Hi I'm using the MergeDocx extension to merge a collection of Word files into one. This all works great and the final file looks fine except that I am experiencing memory issues when merging large collections of documents (100 or so), so I decided to take a look at the underlying 'bundle' for the merged file in smaller successful merges.

When I open the zip file and navigate to the 'word' subdirectory, I see a load of files named thus:

document.xml
endnotes.xml
fontTable.xml

-- so far so good. But then I see:

foot.xml
foote.xml
foote2.xml
footer.xml
footer1.xml
... and on to footer115.xml

This pattern is repeated for all the header files (i.e. 'head', 'heade', 'heade2' etc.) too. Once the file has been opened and saved in MS Word, the underlying xml structure makes more sense. The odd files -- 'foot', 'foote', 'foote2', 'footer' -- all disappear, and the number of footer files is reduced from 115:

footer1.xml
through to
... footer69.xml

In addition, the file's size is reduced considerably once saved in Word (in my example, the merged file is 389Kb, which reduces to 237Kb when opened and saved in Word 2010).

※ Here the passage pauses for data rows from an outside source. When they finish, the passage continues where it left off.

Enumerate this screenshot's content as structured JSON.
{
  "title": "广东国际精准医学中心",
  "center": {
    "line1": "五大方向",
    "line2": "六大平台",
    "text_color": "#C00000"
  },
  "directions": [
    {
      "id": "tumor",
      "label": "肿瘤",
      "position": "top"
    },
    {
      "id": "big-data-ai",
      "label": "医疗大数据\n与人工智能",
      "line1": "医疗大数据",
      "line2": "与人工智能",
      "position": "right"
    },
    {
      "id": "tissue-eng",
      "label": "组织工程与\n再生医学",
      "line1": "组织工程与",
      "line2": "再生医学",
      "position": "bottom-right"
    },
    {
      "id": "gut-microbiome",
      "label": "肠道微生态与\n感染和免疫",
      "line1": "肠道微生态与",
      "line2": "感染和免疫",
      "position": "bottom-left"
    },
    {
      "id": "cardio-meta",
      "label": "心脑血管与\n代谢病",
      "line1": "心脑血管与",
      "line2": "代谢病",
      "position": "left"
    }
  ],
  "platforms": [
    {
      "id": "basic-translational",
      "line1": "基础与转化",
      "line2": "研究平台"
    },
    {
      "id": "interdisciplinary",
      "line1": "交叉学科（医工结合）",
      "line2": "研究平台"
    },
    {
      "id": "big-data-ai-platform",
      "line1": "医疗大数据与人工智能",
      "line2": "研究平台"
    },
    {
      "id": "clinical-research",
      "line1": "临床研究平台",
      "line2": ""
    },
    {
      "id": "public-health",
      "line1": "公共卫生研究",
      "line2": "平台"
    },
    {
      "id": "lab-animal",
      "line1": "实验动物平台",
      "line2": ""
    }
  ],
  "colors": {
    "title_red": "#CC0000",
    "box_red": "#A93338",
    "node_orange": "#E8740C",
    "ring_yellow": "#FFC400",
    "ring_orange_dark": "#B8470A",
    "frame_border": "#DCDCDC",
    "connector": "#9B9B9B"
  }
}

Does anyone have any insight to this? Has anyone seen this before? I believe these somewhat odd headers and footers also mean that the FOP-based PDF generation in docx4j sucks up reams of memory as it tries to resolve all the rIds that result. When I tested generating a PDF from the merged file using the Apache xdocreport code base, that couldn't do anything at all, reporting an exception relating to running out of IDs.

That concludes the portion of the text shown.